Although the extent of apoptosis against irradiation can be examined with apoptosis-targeted drug, the most cautious things are side effects from being exposed to radiation, whether it is acute pattern during treatment or chronic pattern that may occur months or even years after treatment [8]. Acute side effects include skin irradiation or damage to areas exposed to radiation beams, and possible chronic side effects of radiation include fibrosis; damage to the bowels resulting in diarrhea and bleeding; memory loss; infertility [25]; and, rarely, the induction of a second cancer [8]. In the present study, we compared the fluorescence intensities and the amount of apoptotic cells between single-dose irradiation group (10 Gy) and same multifractionated-dose irradiation group (2 × 5 Gy). Based on the effect of multifractionated dose irradiation, we confirmed the correlation between apoptosis-targeted imaging of PSP-1 by multifractionated dosing and tumor volume change. As a result, it was confirmed that the correlation between tumor fluorescence intensity and tumor volume size was higher in the secondary imaging than in the primary imaging. This is probably due to tumor cell apoptosis following the irradiation, which leads to increased tumor targeting, but it is time consuming to have an immediate effect on tumor growth and thus to a relatively higher correlation in secondary imaging over time.

However, the key advance of this study was to investigate the capability of PSP1 probe for predictive diagnosis after radiation treatment, and we plan to further analyze acute or chronic side effects in response to different fractionation radiation regimens separately.

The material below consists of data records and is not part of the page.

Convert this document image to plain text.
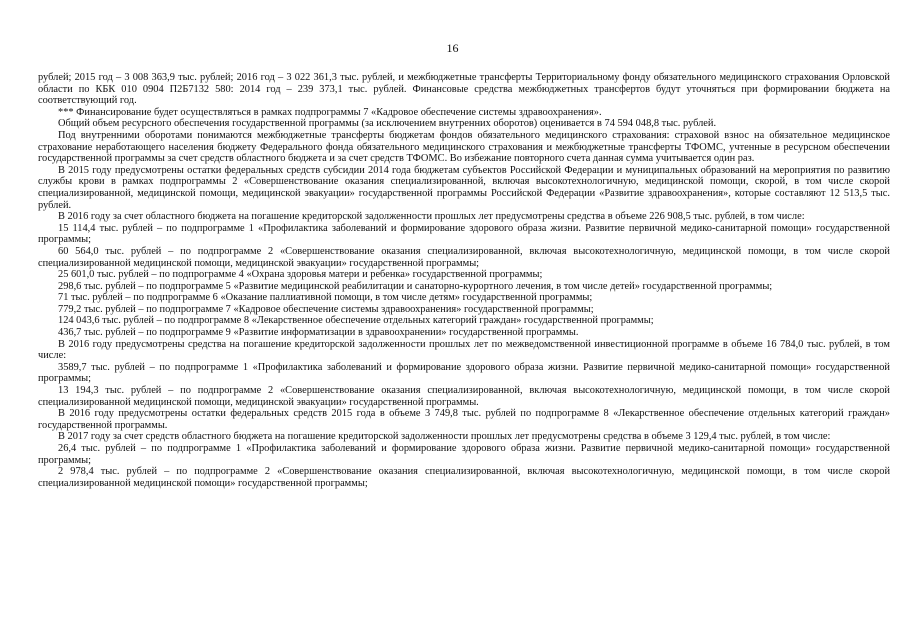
16

рублей; 2015 год – 3 008 363,9 тыс. рублей; 2016 год – 3 022 361,3 тыс. рублей, и межбюджетные трансферты Территориальному фонду обязательного медицинского страхования Орловской области по КБК 010 0904 П2Б7132 580: 2014 год – 239 373,1 тыс. рублей. Финансовые средства межбюджетных трансфертов будут уточняться при формировании бюджета на соответствующий год.

*** Финансирование будет осуществляться в рамках подпрограммы 7 «Кадровое обеспечение системы здравоохранения».

Общий объем ресурсного обеспечения государственной программы (за исключением внутренних оборотов) оценивается в 74 594 048,8 тыс. рублей.

Под внутренними оборотами понимаются межбюджетные трансферты бюджетам фондов обязательного медицинского страхования: страховой взнос на обязательное медицинское страхование неработающего населения бюджету Федерального фонда обязательного медицинского страхования и межбюджетные трансферты ТФОМС, учтенные в ресурсном обеспечении государственной программы за счет средств областного бюджета и за счет средств ТФОМС. Во избежание повторного счета данная сумма учитывается один раз.

В 2015 году предусмотрены остатки федеральных средств субсидии 2014 года бюджетам субъектов Российской Федерации и муниципальных образований на мероприятия по развитию службы крови в рамках подпрограммы 2 «Совершенствование оказания специализированной, включая высокотехнологичную, медицинской помощи, скорой, в том числе скорой специализированной, медицинской помощи, медицинской эвакуации» государственной программы Российской Федерации «Развитие здравоохранения», которые составляют 12 513,5 тыс. рублей.

В 2016 году за счет областного бюджета на погашение кредиторской задолженности прошлых лет предусмотрены средства в объеме 226 908,5 тыс. рублей, в том числе:

15 114,4 тыс. рублей – по подпрограмме 1 «Профилактика заболеваний и формирование здорового образа жизни. Развитие первичной медико-санитарной помощи» государственной программы;

60 564,0 тыс. рублей – по подпрограмме 2 «Совершенствование оказания специализированной, включая высокотехнологичную, медицинской помощи, в том числе скорой специализированной медицинской помощи, медицинской эвакуации» государственной программы;

25 601,0 тыс. рублей – по подпрограмме 4 «Охрана здоровья матери и ребенка» государственной программы;

298,6 тыс. рублей – по подпрограмме 5 «Развитие медицинской реабилитации и санаторно-курортного лечения, в том числе детей» государственной программы;

71 тыс. рублей – по подпрограмме 6 «Оказание паллиативной помощи, в том числе детям» государственной программы;

779,2 тыс. рублей – по подпрограмме 7 «Кадровое обеспечение системы здравоохранения» государственной программы;

124 043,6 тыс. рублей – по подпрограмме 8 «Лекарственное обеспечение отдельных категорий граждан» государственной программы;

436,7 тыс. рублей – по подпрограмме 9 «Развитие информатизации в здравоохранении» государственной программы.

В 2016 году предусмотрены средства на погашение кредиторской задолженности прошлых лет по межведомственной инвестиционной программе в объеме 16 784,0 тыс. рублей, в том числе:

3589,7 тыс. рублей – по подпрограмме 1 «Профилактика заболеваний и формирование здорового образа жизни. Развитие первичной медико-санитарной помощи» государственной программы;

13 194,3 тыс. рублей – по подпрограмме 2 «Совершенствование оказания специализированной, включая высокотехнологичную, медицинской помощи, в том числе скорой специализированной медицинской помощи, медицинской эвакуации» государственной программы.

В 2016 году предусмотрены остатки федеральных средств 2015 года в объеме 3 749,8 тыс. рублей по подпрограмме 8 «Лекарственное обеспечение отдельных категорий граждан» государственной программы.

В 2017 году за счет средств областного бюджета на погашение кредиторской задолженности прошлых лет предусмотрены средства в объеме 3 129,4 тыс. рублей, в том числе:

26,4 тыс. рублей – по подпрограмме 1 «Профилактика заболеваний и формирование здорового образа жизни. Развитие первичной медико-санитарной помощи» государственной программы;

2 978,4 тыс. рублей – по подпрограмме 2 «Совершенствование оказания специализированной, включая высокотехнологичную, медицинской помощи, в том числе скорой специализированной медицинской помощи» государственной программы;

In conclusion, our results suggest that PSP1 is a promising probe for in vivo imaging of tumor apoptosis after radiation therapy. This method may provide useful information on how radiation affects apoptosis of colorectal cancer cells, and could be developed into a molecular imaging probe for postradiotherapy monitoring. In addition, PSP1-based molecular imaging technique is considered to be used for early prediction of the therapeutic response to radiotherapy in a mouse model of colorectal cancer.

Conflicts of Interests

There are no potential conflicts of interest to disclose.